Every version of this question is different for every person that asks it, so it's difficult to give a definitive answer based on only the parts available. Some upgrades will be better in certain situations, and it all depends on what you already have, too. That said, we can give you the information you need to make the decision pretty easily. Here are the two things you'll want to keep in mind.
Choose the Best Upgrade for What You Do
There is no "best" upgrade for everyone. It all depends on what you use your computer for. If you do a lot of multitasking, or your work involves applications that require a lot of memory (e.g. you run a lot of virtual machines), RAM is going to be a solid upgrade.

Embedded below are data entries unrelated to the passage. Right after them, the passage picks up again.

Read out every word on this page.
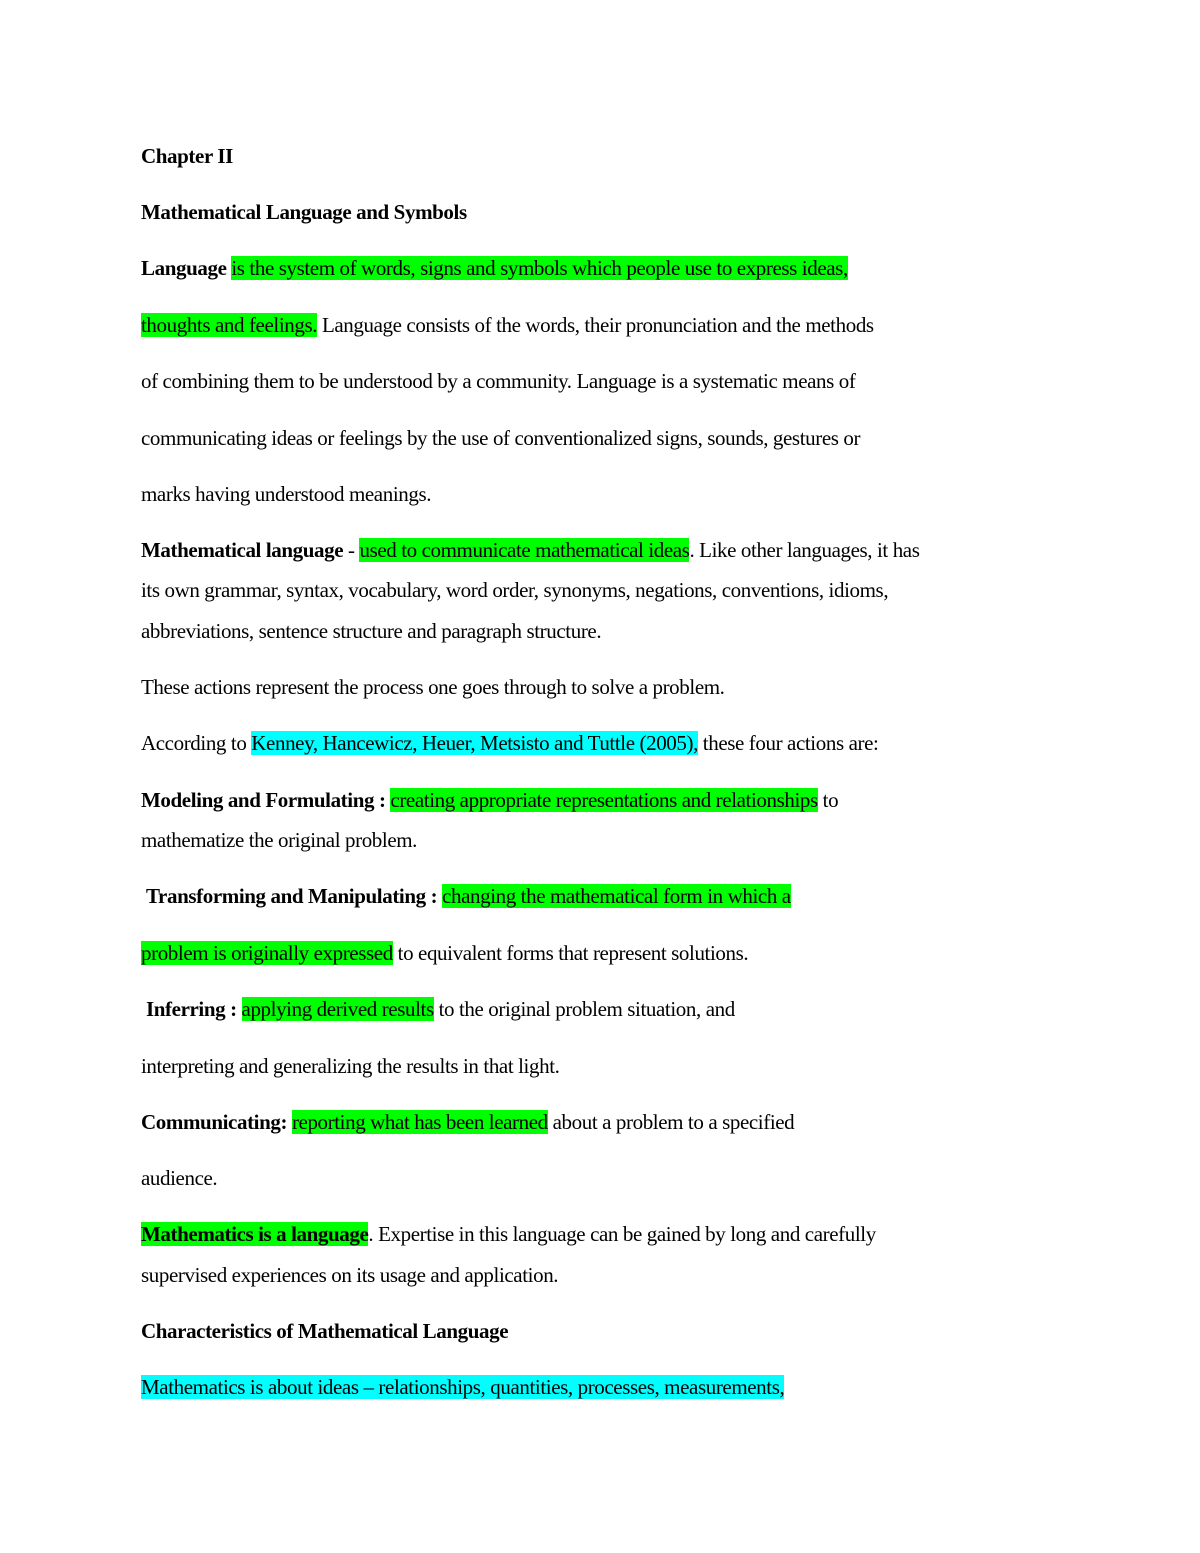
Chapter II
Mathematical Language and Symbols
Language is the system of words, signs and symbols which people use to express ideas,
thoughts and feelings. Language consists of the words, their pronunciation and the methods
of combining them to be understood by a community. Language is a systematic means of
communicating ideas or feelings by the use of conventionalized signs, sounds, gestures or
marks having understood meanings.
Mathematical language - used to communicate mathematical ideas. Like other languages, it has
its own grammar, syntax, vocabulary, word order, synonyms, negations, conventions, idioms,
abbreviations, sentence structure and paragraph structure.
These actions represent the process one goes through to solve a problem.
According to Kenney, Hancewicz, Heuer, Metsisto and Tuttle (2005), these four actions are:
Modeling and Formulating : creating appropriate representations and relationships to
mathematize the original problem.
Transforming and Manipulating : changing the mathematical form in which a
problem is originally expressed to equivalent forms that represent solutions.
Inferring : applying derived results to the original problem situation, and
interpreting and generalizing the results in that light.
Communicating: reporting what has been learned about a problem to a specified
audience.
Mathematics is a language. Expertise in this language can be gained by long and carefully
supervised experiences on its usage and application.
Characteristics of Mathematical Language
Mathematics is about ideas – relationships, quantities, processes, measurements,
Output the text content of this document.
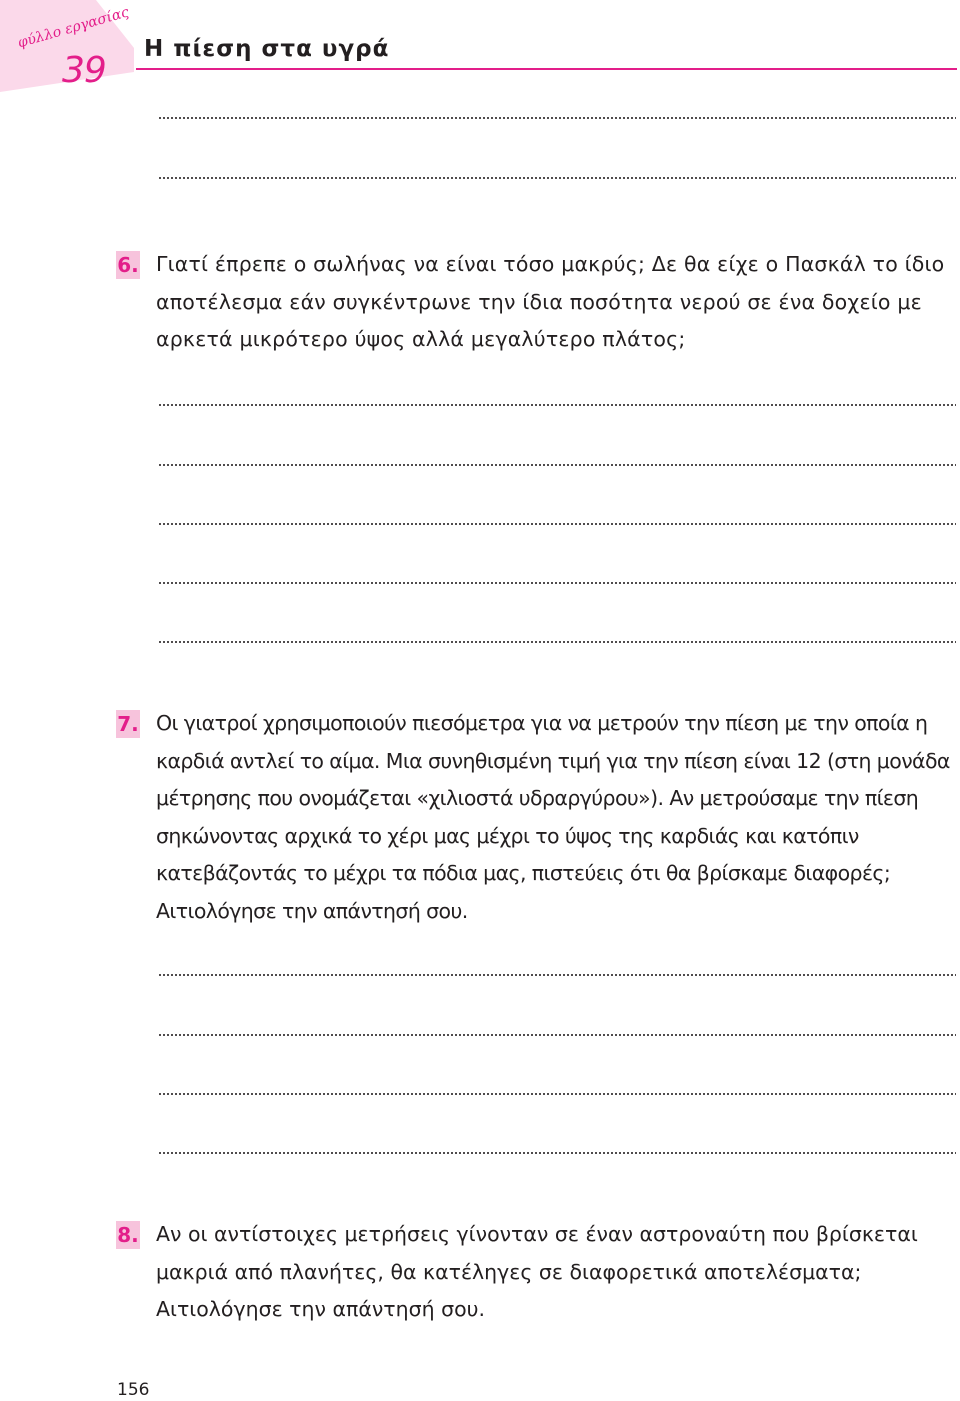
φύλλο εργασίας
39
Η πίεση στα υγρά
6. Γιατί έπρεπε ο σωλήνας να είναι τόσο μακρύς; Δε θα είχε ο Πασκάλ το ίδιο αποτέλεσμα εάν συγκέντρωνε την ίδια ποσότητα νερού σε ένα δοχείο με αρκετά μικρότερο ύψος αλλά μεγαλύτερο πλάτος;
7. Οι γιατροί χρησιμοποιούν πιεσόμετρα για να μετρούν την πίεση με την οποία η καρδιά αντλεί το αίμα. Μια συνηθισμένη τιμή για την πίεση είναι 12 (στη μονάδα μέτρησης που ονομάζεται «χιλιοστά υδραργύρου»). Αν μετρούσαμε την πίεση σηκώνοντας αρχικά το χέρι μας μέχρι το ύψος της καρδιάς και κατόπιν κατεβάζοντάς το μέχρι τα πόδια μας, πιστεύεις ότι θα βρίσκαμε διαφορές; Αιτιολόγησε την απάντησή σου.
8. Αν οι αντίστοιχες μετρήσεις γίνονταν σε έναν αστροναύτη που βρίσκεται μακριά από πλανήτες, θα κατέληγες σε διαφορετικά αποτελέσματα; Αιτιολόγησε την απάντησή σου.
156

If you play a lot of games, a new video card
is more likely to increase performance, while video editors would probably like a faster, multithreaded processor. Here's a breakdown of possible upgrades and what they'd be good for:
RAM. While RAM is easily the cheapest upgrade you can make, most modern computers aren't going to see a huge performance benefit from upgrading. Usually, 4GB should be enough for the average person —it isn't going to make most apps run faster and it isn't going to improve gaming all that much. If you're still rocking 512MB, it could definitely be worth an upgrade—but otherwise, you can probably pass. Exceptions include people who use a ton of programs at once, use RAM-intensive applications like Photoshop or a video editor, and people who run virtual machines in programs like VirtualBox or VMware, which require you to set aside a chunk of RAM for those machines. The more RAM your virtual machines have, the faster they'll run (and the less they'll steal from your actual OS).